Delta Air Lines' Profit Skyrocketed As Travel Demand Stays Strong

With its latest reported quarter, the results of Delta Air Lines DAL reflected a strong travel demand during the summer that fueled a nearly 60% profit rise. However, the carrier guided for full-year earnings toward the low end of an earlier estimate due to an increase in fuel prices. United Airlines Holdings Inc UAL and American Airlines Group AAL are due to report their quarterly results this week.

Third Quarter Highlights

For the quarter that ended on September 30th, Delta made a revenue of $14.55 billion as sales rose 13% YoY but still coming a little short of the $14.56 billion expected. Trans-Atlantic travel particularly stood out among strong international travel demand but the airline did feel a pinch from the ongoing strikes in the automotive and entertainment industries.

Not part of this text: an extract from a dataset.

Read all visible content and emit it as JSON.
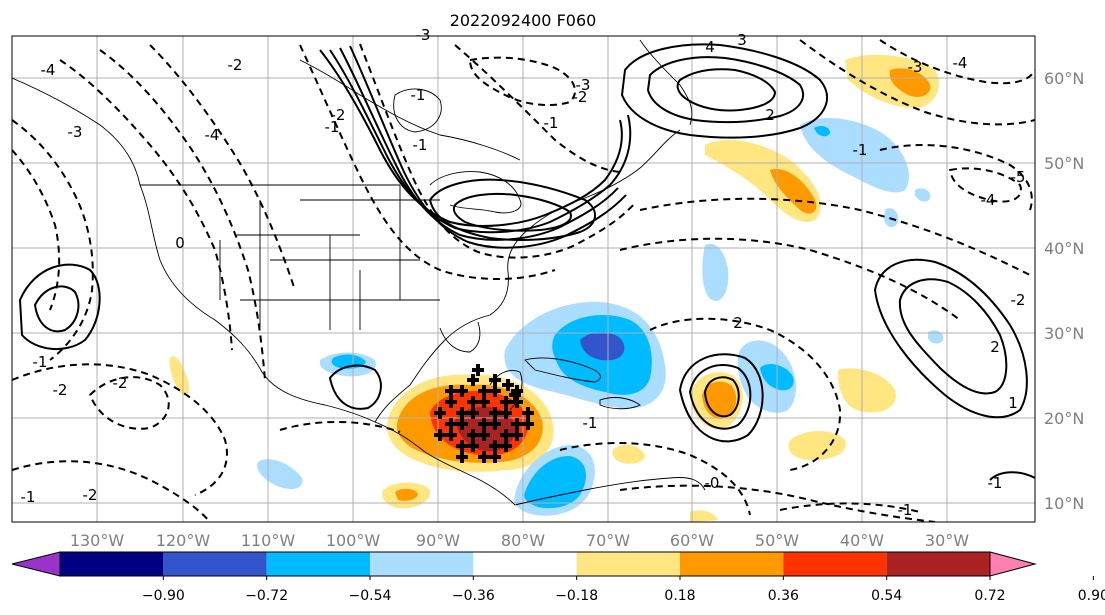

Net income rose 59% YoY $1.11 billion, or $1.72 per share while when adjusted earnings amounted to $2.03 as they excluded third-party refinery sales and other items, topping LSEG’s expectation by 8 cents.

Outlook

As for the last three months of the year, Delta expects solid travel demand to continue and expand revenue from 9% to 12% YoY while guiding for per-share earnings in the range between $1.05 to $1.30, in line with estimates. 

With fuel prices pressures since July, Delta’s costs are in for a $400 million addition during the second half of the year. Delta now expects adjusted earnings between $6 and $6.25 per share this year, lowering its July’s forecast that was withing the range of $6 and $7 per share. Full year free cash flow estimate has also been cut from $3 billion to $2 billion.

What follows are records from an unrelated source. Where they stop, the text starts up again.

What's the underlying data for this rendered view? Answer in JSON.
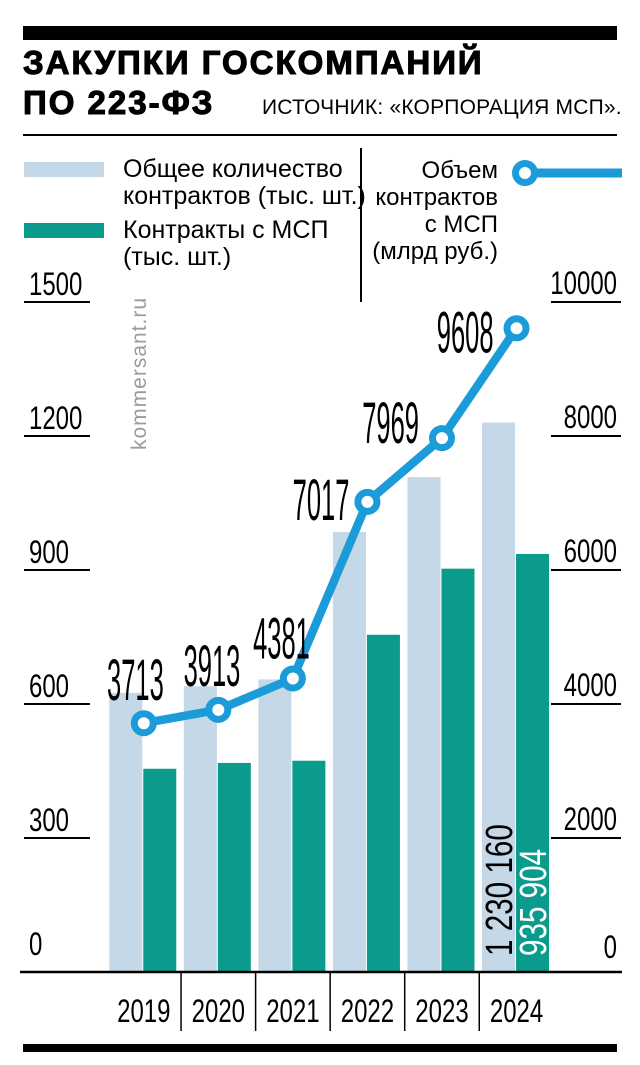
{
  "header": {
    "title_line1": "ЗАКУПКИ ГОСКОМПАНИЙ",
    "title_line2": "ПО 223-ФЗ",
    "source": "ИСТОЧНИК: «КОРПОРАЦИЯ МСП»."
  },
  "watermark": "kommersant.ru",
  "legend": {
    "total_label": "Общее количество\nконтрактов (тыс. шт.)",
    "smp_label": "Контракты с МСП\n(тыс. шт.)",
    "volume_label": "Объем\nконтрактов\nс МСП\n(млрд руб.)"
  },
  "colors": {
    "bar_total": "#c5d8e8",
    "bar_smp": "#0a9b8d",
    "line": "#1b9bd7",
    "watermark_gray": "#9b9b9b",
    "text": "#000000"
  },
  "chart_data": {
    "type": "bar",
    "subtype": "grouped-bars-with-line-overlay",
    "categories": [
      "2019",
      "2020",
      "2021",
      "2022",
      "2023",
      "2024"
    ],
    "series": [
      {
        "name": "Общее количество контрактов (тыс. шт.)",
        "kind": "bar",
        "color": "#c5d8e8",
        "axis": "left",
        "values": [
          625,
          640,
          655,
          985,
          1108,
          1230.16
        ]
      },
      {
        "name": "Контракты с МСП (тыс. шт.)",
        "kind": "bar",
        "color": "#0a9b8d",
        "axis": "left",
        "values": [
          455,
          468,
          473,
          755,
          903,
          935.904
        ]
      },
      {
        "name": "Объем контрактов с МСП (млрд руб.)",
        "kind": "line",
        "color": "#1b9bd7",
        "axis": "right",
        "values": [
          3713,
          3913,
          4381,
          7017,
          7969,
          9608
        ],
        "point_labels": [
          "3713",
          "3913",
          "4381",
          "7017",
          "7969",
          "9608"
        ]
      }
    ],
    "left_axis": {
      "ticks": [
        0,
        300,
        600,
        900,
        1200,
        1500
      ],
      "max": 1500,
      "grid": "tick-underlines-only"
    },
    "right_axis": {
      "ticks": [
        0,
        2000,
        4000,
        6000,
        8000,
        10000
      ],
      "max": 10000,
      "grid": "tick-underlines-only"
    },
    "bar_value_annotations": [
      {
        "category": "2024",
        "series": "total",
        "label": "1 230 160",
        "text_color": "#000000"
      },
      {
        "category": "2024",
        "series": "smp",
        "label": "935 904",
        "text_color": "#ffffff"
      }
    ],
    "legend_position": "top"
  }
}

Delta Somewhat Eased Concerns

Delta CEO Ed Bastian claimed that the airline’s customers are in good financial health, easing concerns that consumers are cutting back on spending due to depletion of household savings, while also adding that the demand for overseas trips has stayed strong into autumn months, but it remains to be seen if this is the case both for United Airlines and American Airlines as last month, their ultra-low-cost peer Spirit Airlines Inc SAVE cut its profit outlook for the third quarter due to intense promotional activity and steep discounting with Frontier Group Holdings ULCC also offering very low fares in order to sell its flight tickets. Certainly, Delta raised the bar for United Airlines and American Airlines. Although Bastien acknowledged some discounting pressure, he does not categorize it as a "material risk" for Delta whose consumer is not the one purchasing the lower fares, just like the consumers of United Airlines and American Airlines who are 'traditional airlines'. 

DISCLAIMER: This content is for informational purposes only. It is not intended as investing advice.